LiLa: Linking Latin

Building a Knowledge Base of Linguistic Resources for Latin

Invited Talk at the Fred Jelinek Seminar Series

Marco Passarotti will be the next invited speaker at the Fred Jelinek Seminar Series organized by the Institute of Formal and Applied Linguistics at the Charles University, Czech Republic.
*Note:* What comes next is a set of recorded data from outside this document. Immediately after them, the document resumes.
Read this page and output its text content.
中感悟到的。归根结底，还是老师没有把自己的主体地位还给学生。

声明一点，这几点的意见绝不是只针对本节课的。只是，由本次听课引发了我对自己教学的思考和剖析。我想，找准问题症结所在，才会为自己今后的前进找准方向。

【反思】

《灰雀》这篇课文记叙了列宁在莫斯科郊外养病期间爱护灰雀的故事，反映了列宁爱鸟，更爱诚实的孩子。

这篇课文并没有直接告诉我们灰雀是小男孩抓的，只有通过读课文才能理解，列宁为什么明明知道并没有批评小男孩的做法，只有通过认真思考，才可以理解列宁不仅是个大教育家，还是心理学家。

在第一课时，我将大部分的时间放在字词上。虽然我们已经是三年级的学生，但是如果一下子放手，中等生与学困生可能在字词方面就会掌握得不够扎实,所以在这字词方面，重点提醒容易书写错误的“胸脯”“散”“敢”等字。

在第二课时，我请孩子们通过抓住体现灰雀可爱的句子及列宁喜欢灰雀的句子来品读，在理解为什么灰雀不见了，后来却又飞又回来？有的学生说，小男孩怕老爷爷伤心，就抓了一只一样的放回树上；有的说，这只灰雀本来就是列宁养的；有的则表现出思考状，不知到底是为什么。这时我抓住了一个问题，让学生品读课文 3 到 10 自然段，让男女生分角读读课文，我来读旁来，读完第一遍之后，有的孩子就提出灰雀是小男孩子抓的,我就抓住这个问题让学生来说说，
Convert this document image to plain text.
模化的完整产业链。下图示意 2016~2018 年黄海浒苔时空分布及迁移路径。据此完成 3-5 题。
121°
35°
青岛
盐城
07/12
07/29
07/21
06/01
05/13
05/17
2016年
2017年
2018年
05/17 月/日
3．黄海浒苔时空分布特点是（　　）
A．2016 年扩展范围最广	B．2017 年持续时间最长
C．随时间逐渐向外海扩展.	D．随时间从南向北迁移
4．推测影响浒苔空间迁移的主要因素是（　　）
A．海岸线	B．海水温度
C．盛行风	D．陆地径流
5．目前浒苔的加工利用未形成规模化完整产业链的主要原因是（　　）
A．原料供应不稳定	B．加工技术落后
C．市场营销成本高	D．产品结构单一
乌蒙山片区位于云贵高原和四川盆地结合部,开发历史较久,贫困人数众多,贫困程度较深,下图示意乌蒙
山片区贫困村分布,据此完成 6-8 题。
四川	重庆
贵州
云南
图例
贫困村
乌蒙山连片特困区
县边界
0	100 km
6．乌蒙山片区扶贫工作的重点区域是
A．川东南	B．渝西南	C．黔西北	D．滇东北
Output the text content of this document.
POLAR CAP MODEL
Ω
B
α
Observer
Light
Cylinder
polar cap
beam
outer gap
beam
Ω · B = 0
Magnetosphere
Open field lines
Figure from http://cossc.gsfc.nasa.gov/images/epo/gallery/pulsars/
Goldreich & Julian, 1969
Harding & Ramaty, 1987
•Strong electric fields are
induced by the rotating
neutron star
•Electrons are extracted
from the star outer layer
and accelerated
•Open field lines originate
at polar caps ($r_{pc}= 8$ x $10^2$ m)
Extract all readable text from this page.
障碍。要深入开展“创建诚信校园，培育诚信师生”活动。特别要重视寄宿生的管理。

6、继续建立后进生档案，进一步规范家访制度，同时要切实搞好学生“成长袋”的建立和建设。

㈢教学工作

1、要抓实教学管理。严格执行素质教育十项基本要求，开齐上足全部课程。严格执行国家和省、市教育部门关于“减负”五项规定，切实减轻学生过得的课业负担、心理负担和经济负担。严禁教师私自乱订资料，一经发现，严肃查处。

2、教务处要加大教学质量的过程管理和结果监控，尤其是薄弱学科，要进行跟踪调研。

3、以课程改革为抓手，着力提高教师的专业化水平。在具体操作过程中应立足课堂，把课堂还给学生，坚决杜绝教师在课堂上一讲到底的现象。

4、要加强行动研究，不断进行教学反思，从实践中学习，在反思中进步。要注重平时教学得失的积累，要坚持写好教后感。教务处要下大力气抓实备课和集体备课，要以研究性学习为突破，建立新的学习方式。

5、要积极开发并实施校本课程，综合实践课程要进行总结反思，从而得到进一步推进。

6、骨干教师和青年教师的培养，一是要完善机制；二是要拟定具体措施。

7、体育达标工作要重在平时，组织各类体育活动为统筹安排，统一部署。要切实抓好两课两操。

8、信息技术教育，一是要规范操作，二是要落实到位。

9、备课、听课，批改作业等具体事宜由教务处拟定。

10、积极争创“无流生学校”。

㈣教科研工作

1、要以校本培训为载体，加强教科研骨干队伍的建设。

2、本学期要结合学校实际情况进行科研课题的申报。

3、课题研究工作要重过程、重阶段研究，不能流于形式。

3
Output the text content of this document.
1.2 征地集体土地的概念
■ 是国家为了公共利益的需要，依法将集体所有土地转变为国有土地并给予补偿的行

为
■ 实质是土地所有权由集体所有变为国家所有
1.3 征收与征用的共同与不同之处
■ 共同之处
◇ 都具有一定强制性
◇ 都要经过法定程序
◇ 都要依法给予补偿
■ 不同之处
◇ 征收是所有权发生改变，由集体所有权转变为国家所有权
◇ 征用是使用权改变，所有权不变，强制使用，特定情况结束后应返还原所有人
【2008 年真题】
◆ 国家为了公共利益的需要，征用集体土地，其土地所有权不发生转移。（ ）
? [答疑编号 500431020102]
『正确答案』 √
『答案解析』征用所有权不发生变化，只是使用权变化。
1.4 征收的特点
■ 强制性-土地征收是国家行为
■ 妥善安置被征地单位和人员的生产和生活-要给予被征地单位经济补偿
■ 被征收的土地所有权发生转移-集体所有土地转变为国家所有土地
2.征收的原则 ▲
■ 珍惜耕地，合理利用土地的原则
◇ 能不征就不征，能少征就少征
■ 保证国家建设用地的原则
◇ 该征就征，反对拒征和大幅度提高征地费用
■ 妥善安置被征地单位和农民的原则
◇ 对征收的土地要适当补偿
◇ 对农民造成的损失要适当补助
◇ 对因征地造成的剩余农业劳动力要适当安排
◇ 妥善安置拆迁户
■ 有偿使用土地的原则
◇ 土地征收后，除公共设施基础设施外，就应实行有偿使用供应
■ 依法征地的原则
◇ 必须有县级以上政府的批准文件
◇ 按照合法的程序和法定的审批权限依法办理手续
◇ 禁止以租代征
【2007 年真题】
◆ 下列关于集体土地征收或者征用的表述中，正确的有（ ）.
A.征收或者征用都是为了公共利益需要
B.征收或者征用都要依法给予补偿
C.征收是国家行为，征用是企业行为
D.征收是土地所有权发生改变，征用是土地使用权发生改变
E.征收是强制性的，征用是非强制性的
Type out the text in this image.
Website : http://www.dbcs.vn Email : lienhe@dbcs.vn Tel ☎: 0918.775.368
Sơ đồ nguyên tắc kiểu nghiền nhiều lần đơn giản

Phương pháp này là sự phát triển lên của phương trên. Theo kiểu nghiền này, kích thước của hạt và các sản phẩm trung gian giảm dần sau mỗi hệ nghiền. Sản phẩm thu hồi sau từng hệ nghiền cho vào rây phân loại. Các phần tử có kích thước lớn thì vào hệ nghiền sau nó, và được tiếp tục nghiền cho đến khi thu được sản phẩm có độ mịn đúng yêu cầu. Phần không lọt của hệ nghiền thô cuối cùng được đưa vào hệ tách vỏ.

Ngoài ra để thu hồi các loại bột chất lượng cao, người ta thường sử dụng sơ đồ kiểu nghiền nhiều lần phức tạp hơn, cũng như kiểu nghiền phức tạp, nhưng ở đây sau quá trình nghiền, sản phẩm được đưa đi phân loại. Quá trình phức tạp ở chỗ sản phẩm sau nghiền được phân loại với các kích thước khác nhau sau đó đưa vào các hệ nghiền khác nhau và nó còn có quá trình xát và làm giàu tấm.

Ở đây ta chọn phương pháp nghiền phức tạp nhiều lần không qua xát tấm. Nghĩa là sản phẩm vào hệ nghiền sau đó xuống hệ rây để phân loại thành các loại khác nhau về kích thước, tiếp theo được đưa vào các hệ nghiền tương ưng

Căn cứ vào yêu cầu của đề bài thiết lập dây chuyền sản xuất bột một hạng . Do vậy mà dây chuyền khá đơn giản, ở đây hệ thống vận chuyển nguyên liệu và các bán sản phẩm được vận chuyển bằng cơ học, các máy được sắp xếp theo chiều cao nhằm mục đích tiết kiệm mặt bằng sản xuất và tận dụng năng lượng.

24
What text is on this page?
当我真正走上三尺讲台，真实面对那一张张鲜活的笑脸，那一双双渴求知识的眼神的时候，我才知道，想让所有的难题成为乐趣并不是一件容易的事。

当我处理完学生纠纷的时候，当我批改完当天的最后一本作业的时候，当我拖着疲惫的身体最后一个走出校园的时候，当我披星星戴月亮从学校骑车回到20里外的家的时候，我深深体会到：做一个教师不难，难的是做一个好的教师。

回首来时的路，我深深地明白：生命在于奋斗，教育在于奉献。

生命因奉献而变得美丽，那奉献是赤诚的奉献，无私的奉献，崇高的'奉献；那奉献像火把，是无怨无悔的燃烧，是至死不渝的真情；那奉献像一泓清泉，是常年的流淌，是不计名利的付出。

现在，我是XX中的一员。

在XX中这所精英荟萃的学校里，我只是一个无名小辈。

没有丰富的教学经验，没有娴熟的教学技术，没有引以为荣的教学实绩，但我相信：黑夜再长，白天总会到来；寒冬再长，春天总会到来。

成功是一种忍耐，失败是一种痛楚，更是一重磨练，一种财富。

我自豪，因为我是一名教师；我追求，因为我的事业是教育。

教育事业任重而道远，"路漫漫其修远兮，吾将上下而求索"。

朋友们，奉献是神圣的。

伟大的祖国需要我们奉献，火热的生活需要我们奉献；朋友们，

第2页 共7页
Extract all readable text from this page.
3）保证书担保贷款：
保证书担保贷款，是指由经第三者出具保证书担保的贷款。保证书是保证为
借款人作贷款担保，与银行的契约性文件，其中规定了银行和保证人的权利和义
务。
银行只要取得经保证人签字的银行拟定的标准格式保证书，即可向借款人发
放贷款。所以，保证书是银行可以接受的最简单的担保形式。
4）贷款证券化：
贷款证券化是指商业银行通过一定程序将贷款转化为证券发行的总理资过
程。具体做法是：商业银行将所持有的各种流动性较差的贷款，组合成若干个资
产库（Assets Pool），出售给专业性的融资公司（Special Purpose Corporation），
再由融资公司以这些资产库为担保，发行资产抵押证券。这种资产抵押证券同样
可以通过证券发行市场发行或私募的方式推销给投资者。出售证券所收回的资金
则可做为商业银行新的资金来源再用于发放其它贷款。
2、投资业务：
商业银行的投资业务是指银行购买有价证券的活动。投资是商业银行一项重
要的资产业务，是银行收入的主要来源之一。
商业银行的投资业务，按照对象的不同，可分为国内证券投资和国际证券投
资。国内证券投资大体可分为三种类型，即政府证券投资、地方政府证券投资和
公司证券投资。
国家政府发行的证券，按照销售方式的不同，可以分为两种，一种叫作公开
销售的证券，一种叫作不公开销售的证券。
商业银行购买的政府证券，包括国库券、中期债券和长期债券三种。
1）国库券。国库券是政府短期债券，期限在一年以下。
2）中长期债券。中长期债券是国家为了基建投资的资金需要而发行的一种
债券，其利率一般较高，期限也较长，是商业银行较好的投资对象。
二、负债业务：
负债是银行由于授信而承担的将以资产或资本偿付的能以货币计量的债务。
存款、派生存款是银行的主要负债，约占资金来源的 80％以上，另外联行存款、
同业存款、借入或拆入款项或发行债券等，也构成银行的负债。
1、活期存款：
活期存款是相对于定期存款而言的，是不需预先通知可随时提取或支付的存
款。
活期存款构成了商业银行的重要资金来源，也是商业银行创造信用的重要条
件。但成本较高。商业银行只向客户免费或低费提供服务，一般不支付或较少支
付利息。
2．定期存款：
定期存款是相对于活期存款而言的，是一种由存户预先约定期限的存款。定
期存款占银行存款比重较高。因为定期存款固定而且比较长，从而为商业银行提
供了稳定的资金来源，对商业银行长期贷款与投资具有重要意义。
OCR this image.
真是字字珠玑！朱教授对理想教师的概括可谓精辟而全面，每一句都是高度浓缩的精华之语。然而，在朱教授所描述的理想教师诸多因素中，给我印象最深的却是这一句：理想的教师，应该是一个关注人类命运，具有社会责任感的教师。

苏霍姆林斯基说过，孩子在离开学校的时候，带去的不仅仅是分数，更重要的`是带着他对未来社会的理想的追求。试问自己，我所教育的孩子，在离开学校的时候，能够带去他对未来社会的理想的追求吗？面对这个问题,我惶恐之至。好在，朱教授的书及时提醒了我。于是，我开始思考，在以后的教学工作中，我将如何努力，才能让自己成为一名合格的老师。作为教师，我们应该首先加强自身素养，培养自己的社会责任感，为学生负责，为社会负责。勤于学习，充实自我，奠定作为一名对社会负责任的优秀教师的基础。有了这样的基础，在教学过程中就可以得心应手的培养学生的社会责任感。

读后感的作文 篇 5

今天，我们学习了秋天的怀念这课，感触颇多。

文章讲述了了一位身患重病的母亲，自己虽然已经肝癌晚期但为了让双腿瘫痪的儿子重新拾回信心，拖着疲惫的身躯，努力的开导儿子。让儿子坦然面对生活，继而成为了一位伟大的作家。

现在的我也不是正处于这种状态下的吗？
The talk will be streamed via Zoom on Monday, 26 April, 2021 – 14:00. For details on how to join the Zoom meeting, please write to sevcikova et ufal.mff.cuni.cz


Title: Words and Classes. Branches and Links. Interlinking (Latin) Resources in the Linguistic Linked Open Data World through the LiLa Knowledge Base

Abstract: The talk presents the LiLa Knowledge Base (https://lila-erc.eu), a collection of multifarious linguistic resources for Latin described with the same vocabulary of knowledge description and interlinked according to the principles of the so-called Linked Data paradigm. Following its highly lexically based nature, the core of the LiLa Knowledge Base consists of a large collection of Latin lemmas, serving as the backbone to achieve interoperability between the resources, by linking all those entries in lexical resources and tokens in corpora that point to the same lemma. After detailing the architecture supporting LiLa, the talk: a) describes the LiLa collection of lemmas, particularly focussing on how the Knowledge Base approaches the challenges raised by harmonizing different strategies of lemmatization that can be found in linguistic resources for Latin; b) details the modeling and linking of a number of textual and lexical resources for Latin, including a dependency treebank, an etymological dictionary, a polarity lexicon, a derivational lexicon and a valency lexicon;
c) shows the prototype of a tool to automatically link a raw Latin text to the Knowledge Base and presents some SPARQL queries to extract information taken from the interoperable resources currently linked to LiLa.